Construção tradicional em alvenarias. Alguns aspetos da evolução da ciência dos inertes das argamassas tradicionais

João Mascarenhas Mateus

Resumo


Em décadas recentes, muitos trabalhos de investigação têm vindo a ser desenvolvidos para aprofundar o conhecimento dos materiais utilizados tradicionalmente na construção de alvenarias, do ponto de vista físico‑químico, mineralógico, petrográfico e estático‑estrutural[2]. Tratam‑se em geral de pesquisas que se referem à aplicação dos mais recentes métodos de análise de materiais, a amostras desejadamente representativas de edifícios históricos em alvenaria. A sua pertinência é justificada pela necessidade de intervir em estruturas e revestimentos antigos. Estudam‑se os materiais tradicionais não só para compreender a sua composição como também para reproduzir novos materiais cujo comportamento seja o mais compatível com as características desses materiais históricos, no preenchimento de lacunas ou de novas construções em contacto com as pré existentes.

Apesar desta actividade, frequentemente denominada de estudo das patologias de antigos edifícios ou estruturas, só alguns estudos em português se dedicaram ao levantamento do conhecimento dos materiais históricos de construção a partir da antiga literatura técnica ou da documentação de arquivos[3].

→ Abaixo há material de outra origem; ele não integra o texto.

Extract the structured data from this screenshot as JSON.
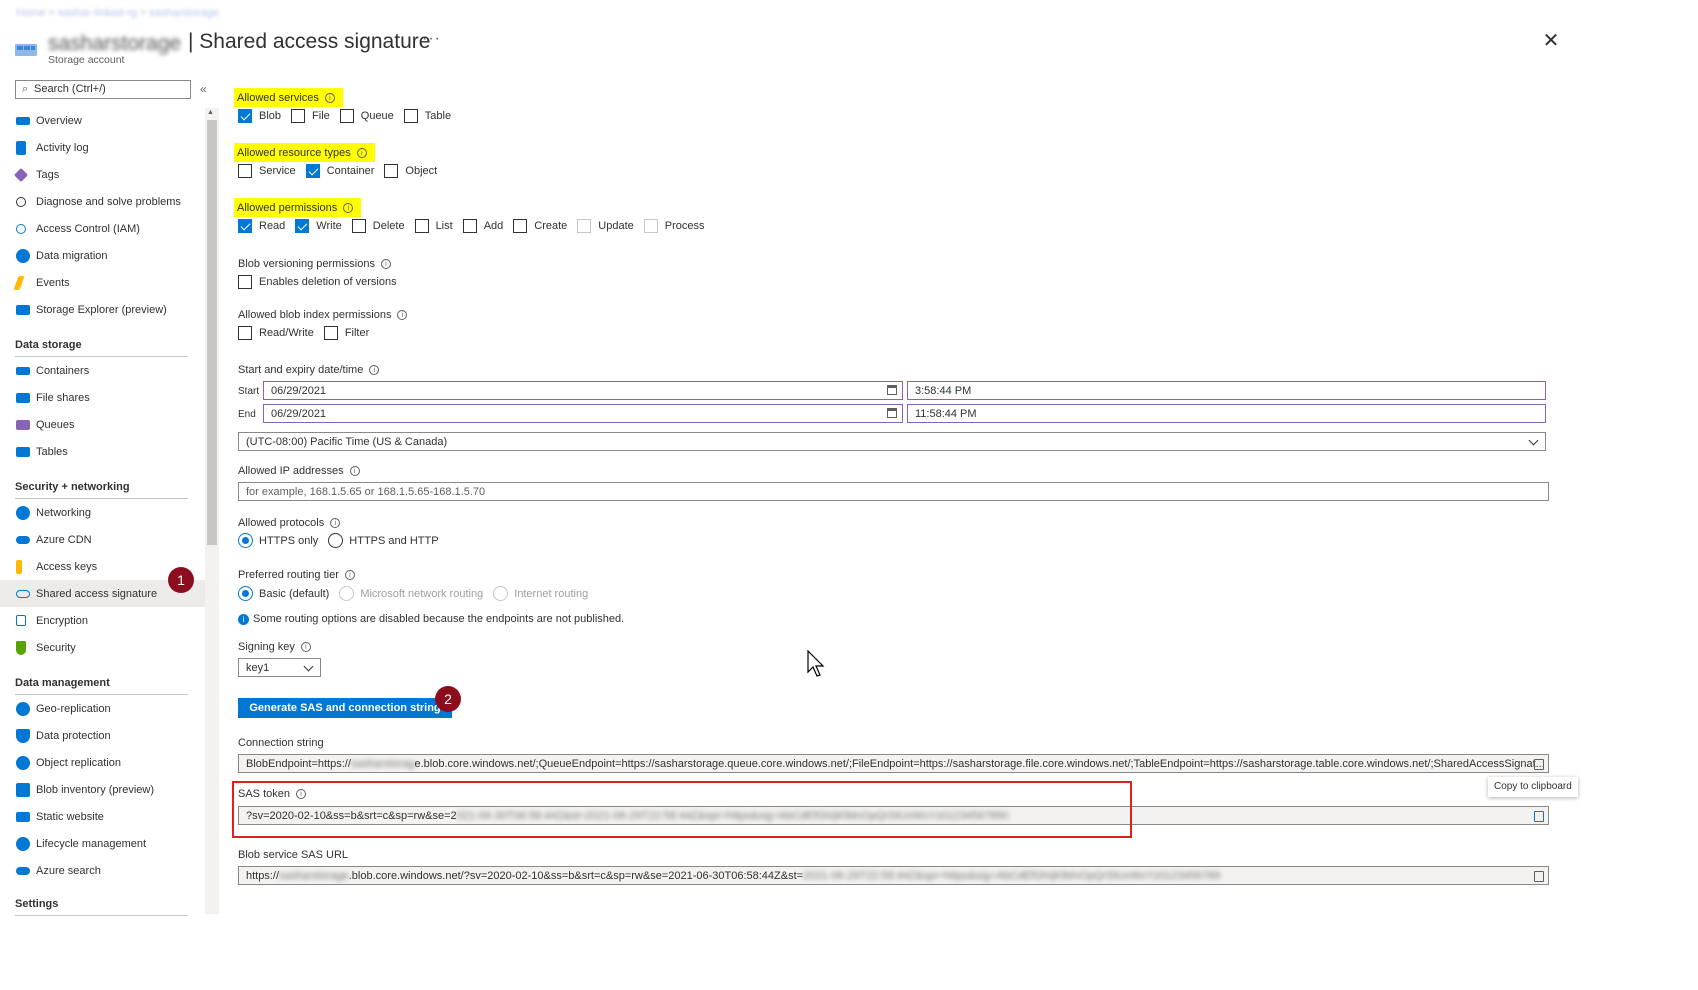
{
  "header": {
    "breadcrumb": "Home > sashar-linked-rg > sasharstorage",
    "resource_name": "sasharstorage",
    "title": "| Shared access signature",
    "subtitle": "Storage account",
    "more": "···",
    "close": "✕"
  },
  "sidebar": {
    "search_placeholder": "Search (Ctrl+/)",
    "collapse": "«",
    "items": [
      {
        "label": "Overview",
        "icon": "overview-icon",
        "color": "#0078d4"
      },
      {
        "label": "Activity log",
        "icon": "activity-log-icon",
        "color": "#0078d4"
      },
      {
        "label": "Tags",
        "icon": "tag-icon",
        "color": "#8764b8"
      },
      {
        "label": "Diagnose and solve problems",
        "icon": "wrench-icon",
        "color": "#323130"
      },
      {
        "label": "Access Control (IAM)",
        "icon": "people-icon",
        "color": "#0078d4"
      },
      {
        "label": "Data migration",
        "icon": "migration-icon",
        "color": "#0078d4"
      },
      {
        "label": "Events",
        "icon": "lightning-icon",
        "color": "#ffb900"
      },
      {
        "label": "Storage Explorer (preview)",
        "icon": "explorer-icon",
        "color": "#0078d4"
      }
    ],
    "sections": {
      "data_storage": {
        "title": "Data storage",
        "items": [
          {
            "label": "Containers",
            "icon": "containers-icon",
            "color": "#0078d4"
          },
          {
            "label": "File shares",
            "icon": "file-shares-icon",
            "color": "#0078d4"
          },
          {
            "label": "Queues",
            "icon": "queues-icon",
            "color": "#8764b8"
          },
          {
            "label": "Tables",
            "icon": "tables-icon",
            "color": "#0078d4"
          }
        ]
      },
      "security_networking": {
        "title": "Security + networking",
        "items": [
          {
            "label": "Networking",
            "icon": "networking-icon",
            "color": "#0078d4"
          },
          {
            "label": "Azure CDN",
            "icon": "cloud-icon",
            "color": "#0078d4"
          },
          {
            "label": "Access keys",
            "icon": "key-icon",
            "color": "#ffb900"
          },
          {
            "label": "Shared access signature",
            "icon": "link-icon",
            "color": "#0078d4"
          },
          {
            "label": "Encryption",
            "icon": "lock-icon",
            "color": "#0078d4"
          },
          {
            "label": "Security",
            "icon": "shield-icon",
            "color": "#57a300"
          }
        ]
      },
      "data_management": {
        "title": "Data management",
        "items": [
          {
            "label": "Geo-replication",
            "icon": "globe-icon",
            "color": "#0078d4"
          },
          {
            "label": "Data protection",
            "icon": "protection-icon",
            "color": "#0078d4"
          },
          {
            "label": "Object replication",
            "icon": "replication-icon",
            "color": "#0078d4"
          },
          {
            "label": "Blob inventory (preview)",
            "icon": "inventory-icon",
            "color": "#0078d4"
          },
          {
            "label": "Static website",
            "icon": "website-icon",
            "color": "#0078d4"
          },
          {
            "label": "Lifecycle management",
            "icon": "lifecycle-icon",
            "color": "#0078d4"
          },
          {
            "label": "Azure search",
            "icon": "search-cloud-icon",
            "color": "#0078d4"
          }
        ]
      },
      "settings": {
        "title": "Settings"
      }
    }
  },
  "markers": {
    "one": "1",
    "two": "2"
  },
  "form": {
    "services": {
      "title": "Allowed services",
      "options": [
        {
          "label": "Blob",
          "checked": true
        },
        {
          "label": "File",
          "checked": false
        },
        {
          "label": "Queue",
          "checked": false
        },
        {
          "label": "Table",
          "checked": false
        }
      ]
    },
    "resource_types": {
      "title": "Allowed resource types",
      "options": [
        {
          "label": "Service",
          "checked": false
        },
        {
          "label": "Container",
          "checked": true
        },
        {
          "label": "Object",
          "checked": false
        }
      ]
    },
    "permissions": {
      "title": "Allowed permissions",
      "options": [
        {
          "label": "Read",
          "checked": true
        },
        {
          "label": "Write",
          "checked": true
        },
        {
          "label": "Delete",
          "checked": false
        },
        {
          "label": "List",
          "checked": false
        },
        {
          "label": "Add",
          "checked": false
        },
        {
          "label": "Create",
          "checked": false
        },
        {
          "label": "Update",
          "checked": false
        },
        {
          "label": "Process",
          "checked": false
        }
      ]
    },
    "versioning": {
      "title": "Blob versioning permissions",
      "option": "Enables deletion of versions"
    },
    "index": {
      "title": "Allowed blob index permissions",
      "options": [
        "Read/Write",
        "Filter"
      ]
    },
    "datetime": {
      "title": "Start and expiry date/time",
      "start_label": "Start",
      "start_date": "06/29/2021",
      "start_time": "3:58:44 PM",
      "end_label": "End",
      "end_date": "06/29/2021",
      "end_time": "11:58:44 PM",
      "timezone": "(UTC-08:00) Pacific Time (US & Canada)"
    },
    "ip": {
      "title": "Allowed IP addresses",
      "placeholder": "for example, 168.1.5.65 or 168.1.5.65-168.1.5.70"
    },
    "protocols": {
      "title": "Allowed protocols",
      "options": [
        "HTTPS only",
        "HTTPS and HTTP"
      ]
    },
    "routing": {
      "title": "Preferred routing tier",
      "options": [
        "Basic (default)",
        "Microsoft network routing",
        "Internet routing"
      ],
      "note": "Some routing options are disabled because the endpoints are not published."
    },
    "signing": {
      "title": "Signing key",
      "value": "key1"
    },
    "generate": "Generate SAS and connection string",
    "connection": {
      "title": "Connection string",
      "prefix": "BlobEndpoint=https://",
      "hidden": "sasharstorag",
      "rest": "e.blob.core.windows.net/;QueueEndpoint=https://sasharstorage.queue.core.windows.net/;FileEndpoint=https://sasharstorage.file.core.windows.net/;TableEndpoint=https://sasharstorage.table.core.windows.net/;SharedAccessSignat..."
    },
    "sas": {
      "title": "SAS token",
      "visible": "?sv=2020-02-10&ss=b&srt=c&sp=rw&se=2",
      "hidden": "021-06-30T06:58:44Z&st=2021-06-29T22:58:44Z&spr=https&sig=AbCdEfGhIjKlMnOpQrStUvWxYz01234567890"
    },
    "blob_url": {
      "title": "Blob service SAS URL",
      "prefix": "https://",
      "hidden_a": "sasharstorage",
      "visible": ".blob.core.windows.net/?sv=2020-02-10&ss=b&srt=c&sp=rw&se=2021-06-30T06:58:44Z&st=",
      "hidden_b": "2021-06-29T22:58:44Z&spr=https&sig=AbCdEfGhIjKlMnOpQrStUvWxYz0123456789"
    },
    "tooltip": "Copy to clipboard"
  }
}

Constituídas basicamente de blocos dispostos segundo as condições de maior estabilidade e de argamassas capazes de distribuir homogeneamente as cargas entre blocos adjacentes, as alvenarias tradicionais devem ser abordadas não só no que se refere à composição de materiais como à forma como eram realmente assemblados blocos e argamassas. No apartado das argamassas tradicionais, o conhecimento dos processos de extracção e cozedura das pedras calcárias para a produção das cais, dos métodos de extinção, dos princípios e regras de dosagem constituiem certamente capítulos fundamentais da estrutura de análise histórica‑ crítica da evolução dos ligantes na construção.

No entanto, uma argamassa tradicional não pode ser concebida sem as componentes de massa‑carga e volume conferidos pelos inertes. Menos estudados, não deixam de constituir um capítulo fundamental da arte de bem construir em alvenarias. Inicialmente mencionados no âmbito de ‘receitas’ empíricas nos primeiros exemplares impressos de literatura técnica, a sua escolha, manipulação e dosagem passou a partir do século XVIII a ser aperfeiçoada e optimizada à luz das ciências da Física e Química.

O presente texto pretende revisitar exactamente os momentos principais de inovação no conhecimento dos inertes na confecção de argamassas tradicionais à base de cal e contribuir para o conhecimento dos materiais no âmbito da História da Construção.


[2] Estudos como os de Renata Codello (1996), Anna Broccolo (2000), Maria do Rosário Veiga e José Aguiar (2005) relativos a revestimentos ou de Vítor Cóias e Silva (2007) para a análise das patologias estruturais são alguns exemplos.

[3] Dos raros exemplos devem citar‑se Técnicas tradicionais de Construção (2002) de João Mascarenhas Mateus e Argamassas tradicionais de cal (2007) de Cybéle Celestino Santiago.